Background
The first contact and zero head of the Caxcan and other indigenous peoples of northwestern Mexico with the Spanish, was in 1529 when Nuño Beltrán de Guzmán set forth from Mexico City with 300–400 Spaniards and 5,000 to 8,000 Aztec and Tlaxcaltec allies on a march through the future states of Nayarit, Jalisco, Durango, Sinaloa, and Zacatecas. Over a six-year period Guzman conducted frequent violent slave raids throughout Northern Mexico, enslaving thousands of Indians. Guzmán and his lieutenants founded towns and Spanish settlements in the region, called Nueva Galicia, including Guadalajara, the first temporary site of which was at Tenamaztle’s home of Nochistlán, Zacatecas. The Spaniards encountered increased resistance as they moved further from the complex hierarchical societies of Central Mexico and attempted to force Indians into servitude through the encomienda system.
Tenamaztle was baptized a Catholic sometime after Guzman’s expedition and given the Christian name Francisco. He became “Lord Tlatoani of Nochistlan,” an urban center and region in the southern part of Zacatecas. The Caxcan Indians are often considered part of the Chichimeca, a generic term used by the Spaniards and Aztecs for all the nomadic and semi-nomadic Native Americans living in the deserts of northern Mexico. However, the Caxcanes seem to have been sedentary, depending upon agriculture for their livelihood and living in permanent towns and settlements. They were, perhaps, the most northerly of the agricultural, town-and-city dwelling peoples of interior Mexico.

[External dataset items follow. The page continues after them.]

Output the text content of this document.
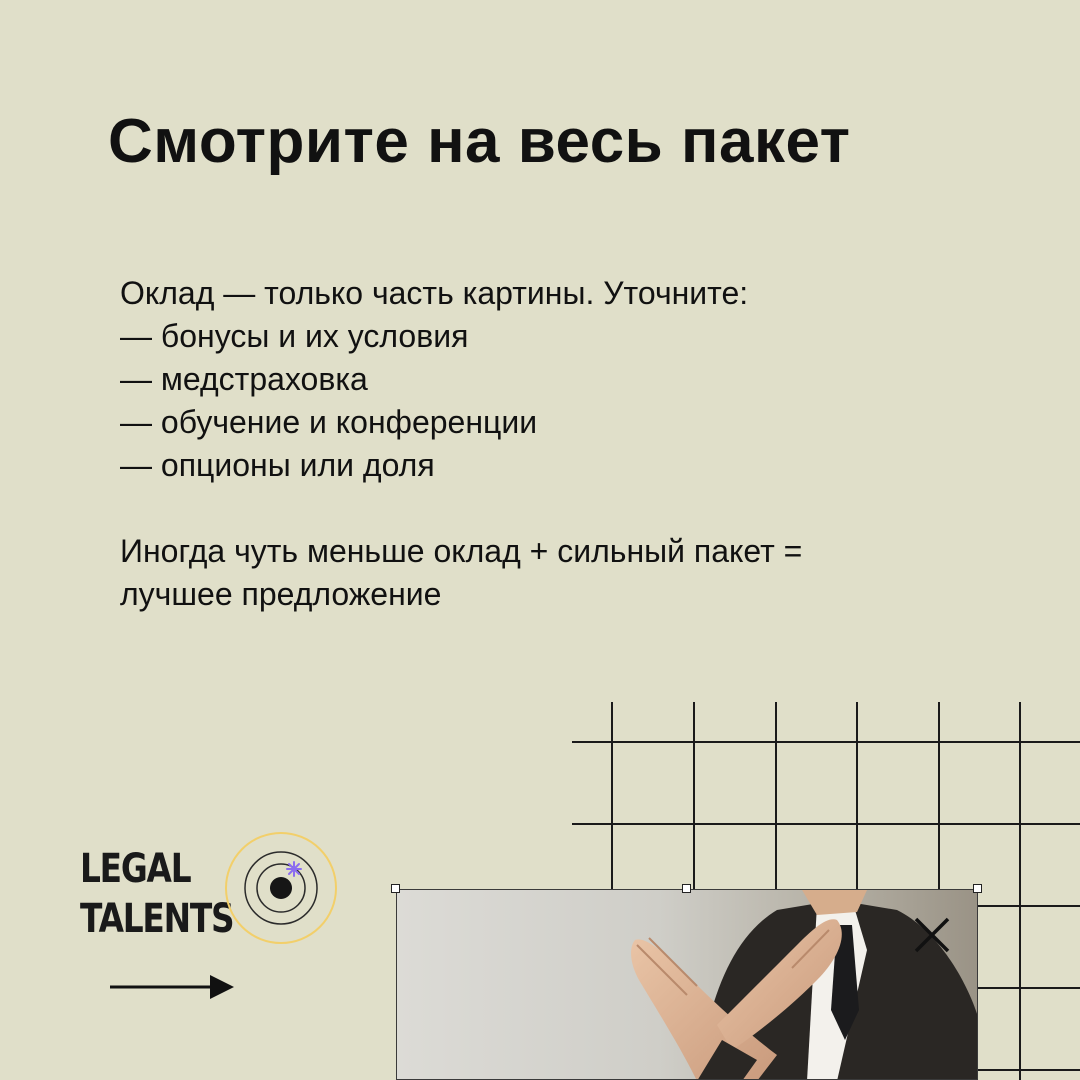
Смотрите на весь пакет
Оклад — только часть картины. Уточните:
— бонусы и их условия
— медстраховка
— обучение и конференции
— опционы или доля
Иногда чуть меньше оклад + сильный пакет =
лучшее предложение
LEGAL
TALENTS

Presumably at the same time as his baptism, Tenamaztle also swore allegiance to the Spanish crown and was confirmed in his position and any property he owned. Spanish rule, however, was oppressive and in mid-1540 the Caxcanes and their allies, the Zacatecos and possibly other Chichimeca tribes, revolted. The command structure of the Caxcanes is unknown but the most prominent leader who emerged was Tenamaztle.